Mireya tidak tahu bagaimana Mama-nya di mata orang lain Mireya hanya tahu bahwa Mama-nya adalah Mama terbaik yang pernah ia miliki. "Mama adalah Mama terbaik untuk putri satu-satunya!" Dengan nada tegas dan sorot mata tajam.
Ibu-nya seketika langsung beralih posisi berdiri di depan kompor lagi dan tidak lama datang putri kesayangannya itu dengan langkah kaki sungguh seperti model. "Wahh, lagi masak apa nih?" Cyntia berhenti di samping Mireya, melihat apa yang sedang Mireya lakukan, dan Mireya bersikap biasa, tidak menyambut kepulangan Cyntia.
"Oh ya, Mire.

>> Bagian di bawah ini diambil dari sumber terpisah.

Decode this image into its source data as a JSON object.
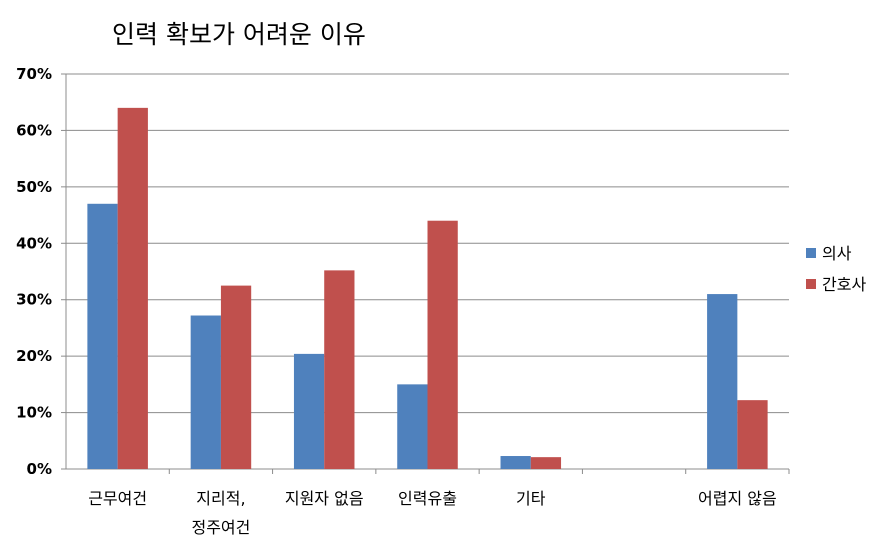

Kakak lupa kasih tahu kamu kalau selama seminggu Kakak akan berada di Paris dan Kakak mau minta tolong sama kamu."
"Minta tolong apa?" tanya Mireya sembari menatap Cyntia.

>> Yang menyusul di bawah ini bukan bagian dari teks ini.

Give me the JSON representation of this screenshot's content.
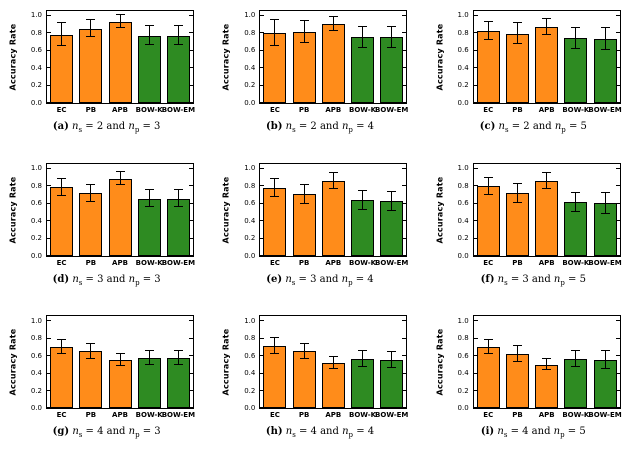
{
  "figure": {
    "background": "#ffffff"
  },
  "axis": {
    "ylabel": "Accuracy Rate",
    "ylim": [
      0,
      1.05
    ],
    "yticks": [
      "0.0",
      "0.2",
      "0.4",
      "0.6",
      "0.8",
      "1.0"
    ],
    "categories": [
      "EC",
      "PB",
      "APB",
      "BOW-K",
      "BOW-EM"
    ],
    "bar_colors": [
      "#ff8c1a",
      "#ff8c1a",
      "#ff8c1a",
      "#2e8b22",
      "#2e8b22"
    ],
    "bar_edge_color": "#000000",
    "error_bar_color": "#000000",
    "grid": "off",
    "legend": "none"
  },
  "caption_format": {
    "var": "n",
    "sub_s": "s",
    "sub_p": "p",
    "equals": "=",
    "and_word": "and"
  },
  "chart_data": [
    {
      "type": "bar",
      "caption_label": "(a)",
      "ns": "2",
      "np": "3",
      "ylabel": "Accuracy Rate",
      "ylim": [
        0,
        1.05
      ],
      "categories": [
        "EC",
        "PB",
        "APB",
        "BOW-K",
        "BOW-EM"
      ],
      "values": [
        0.78,
        0.85,
        0.93,
        0.77,
        0.77
      ],
      "errors": [
        0.13,
        0.1,
        0.07,
        0.11,
        0.11
      ]
    },
    {
      "type": "bar",
      "caption_label": "(b)",
      "ns": "2",
      "np": "4",
      "ylabel": "Accuracy Rate",
      "ylim": [
        0,
        1.05
      ],
      "categories": [
        "EC",
        "PB",
        "APB",
        "BOW-K",
        "BOW-EM"
      ],
      "values": [
        0.8,
        0.81,
        0.9,
        0.75,
        0.75
      ],
      "errors": [
        0.15,
        0.13,
        0.08,
        0.12,
        0.12
      ]
    },
    {
      "type": "bar",
      "caption_label": "(c)",
      "ns": "2",
      "np": "5",
      "ylabel": "Accuracy Rate",
      "ylim": [
        0,
        1.05
      ],
      "categories": [
        "EC",
        "PB",
        "APB",
        "BOW-K",
        "BOW-EM"
      ],
      "values": [
        0.82,
        0.79,
        0.87,
        0.74,
        0.73
      ],
      "errors": [
        0.1,
        0.12,
        0.09,
        0.12,
        0.13
      ]
    },
    {
      "type": "bar",
      "caption_label": "(d)",
      "ns": "3",
      "np": "3",
      "ylabel": "Accuracy Rate",
      "ylim": [
        0,
        1.05
      ],
      "categories": [
        "EC",
        "PB",
        "APB",
        "BOW-K",
        "BOW-EM"
      ],
      "values": [
        0.78,
        0.71,
        0.88,
        0.65,
        0.65
      ],
      "errors": [
        0.1,
        0.1,
        0.07,
        0.1,
        0.1
      ]
    },
    {
      "type": "bar",
      "caption_label": "(e)",
      "ns": "3",
      "np": "4",
      "ylabel": "Accuracy Rate",
      "ylim": [
        0,
        1.05
      ],
      "categories": [
        "EC",
        "PB",
        "APB",
        "BOW-K",
        "BOW-EM"
      ],
      "values": [
        0.77,
        0.7,
        0.85,
        0.63,
        0.62
      ],
      "errors": [
        0.1,
        0.11,
        0.09,
        0.11,
        0.11
      ]
    },
    {
      "type": "bar",
      "caption_label": "(f)",
      "ns": "3",
      "np": "5",
      "ylabel": "Accuracy Rate",
      "ylim": [
        0,
        1.05
      ],
      "categories": [
        "EC",
        "PB",
        "APB",
        "BOW-K",
        "BOW-EM"
      ],
      "values": [
        0.79,
        0.71,
        0.85,
        0.61,
        0.6
      ],
      "errors": [
        0.1,
        0.11,
        0.09,
        0.11,
        0.12
      ]
    },
    {
      "type": "bar",
      "caption_label": "(g)",
      "ns": "4",
      "np": "3",
      "ylabel": "Accuracy Rate",
      "ylim": [
        0,
        1.05
      ],
      "categories": [
        "EC",
        "PB",
        "APB",
        "BOW-K",
        "BOW-EM"
      ],
      "values": [
        0.7,
        0.65,
        0.55,
        0.57,
        0.58
      ],
      "errors": [
        0.08,
        0.09,
        0.07,
        0.08,
        0.08
      ]
    },
    {
      "type": "bar",
      "caption_label": "(h)",
      "ns": "4",
      "np": "4",
      "ylabel": "Accuracy Rate",
      "ylim": [
        0,
        1.05
      ],
      "categories": [
        "EC",
        "PB",
        "APB",
        "BOW-K",
        "BOW-EM"
      ],
      "values": [
        0.71,
        0.65,
        0.52,
        0.56,
        0.55
      ],
      "errors": [
        0.09,
        0.09,
        0.07,
        0.09,
        0.09
      ]
    },
    {
      "type": "bar",
      "caption_label": "(i)",
      "ns": "4",
      "np": "5",
      "ylabel": "Accuracy Rate",
      "ylim": [
        0,
        1.05
      ],
      "categories": [
        "EC",
        "PB",
        "APB",
        "BOW-K",
        "BOW-EM"
      ],
      "values": [
        0.7,
        0.62,
        0.5,
        0.56,
        0.55
      ],
      "errors": [
        0.08,
        0.09,
        0.06,
        0.09,
        0.1
      ]
    }
  ]
}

"2 hari sekali tolong bersihkan Kamar Kakak yaa? Kamu kan tahu sendiri Kakak paling gak bisa ada debu sedikit pun."
"Kan ada bibi yang biasa bersih-bersih," jawab Mireya dengan wajah bingung. Kenapa harus ia?
"Kamu kayak lupa saja kalau Kakak paling gak suka kalau ada yang masuk Kamar Kakak selain keluarga sendiri. Bisa kan, Mire? Kakak gak mungkin suruh Mama."
Mireya benar-benar terlalu baik! Mireya mengiyakan tanpa berpikir lebih dahulu. Membersihkan Kamar memang tidak sesulit itu namun bukankah akan melelahkan? Pekerjaan Mireya di sekolah saja sudah banyak.
Di tempat lain lebih tepatnya di kediaman Leo, nampak lelaki itu sedang duduk di tepi kolam renang dengan kaki yang berada di air, menggunakan kaos hitam dan celana abu-abu bahan, pendek.
"Ternyata anak Mama di sini," kata wanita berambut hitam lurus sebahu yang wajahnya terlihat cantik, bak aktris senior Korea. Duduk di samping Leo yang menoleh sesaat ke arah Mama-nya.
"Apa yang lagi kamu pikirkan?" tanya Mama-nya dengan nada lembut.
"Leo bingung, Ma. Gimana bisa ada orang yang selalu mengiyakan setiap kali ada yang minta bantuan," ujar Leo tanpa menatap Mama-nya.
"Tentu bisa. Itu berarti orang itu memiliki hati yang luar biasa baik."
Leo menatap Mama-nya. "Tapi, Ma ... ada permintaan tolong yang seharusnya dia pikirkan dulu, kayak benar-benar harus dibantu atau nggak. Jatuhnya kayak dia tuh bodoh. Selalu mengutamakan orang lain dari pada dirinya sendiri," jelas Leo dengan wajah kecewa.
Kalau aku di posisinya, aku pasti sudah nolak mentah-mentah. Tapi dia? Dia bahkan masih bisa tersenyum.
Mama-nya tersenyum lembut. "Siapa sih orangnya? Melihat kamu sepeduli itu sampai memikirkannya, bukankah dia orang yang kehadirannya berarti untuk anak Mama ini?"
"Ada, salah satu teman Leo." Sembari menoleh ke arah sebelumnya.
"Teman? Benar hanya teman?" tanya Mama-nya dengan nada menggoda.
"Kalau Leo suka sama orang itu, gimana?" Leo kembali menatap Mama-nya namun kali ini tatapannya serius.
"Kamu harus bergerak cepat sebelum diambil orang lain!" Mama-nya tersenyum lebar.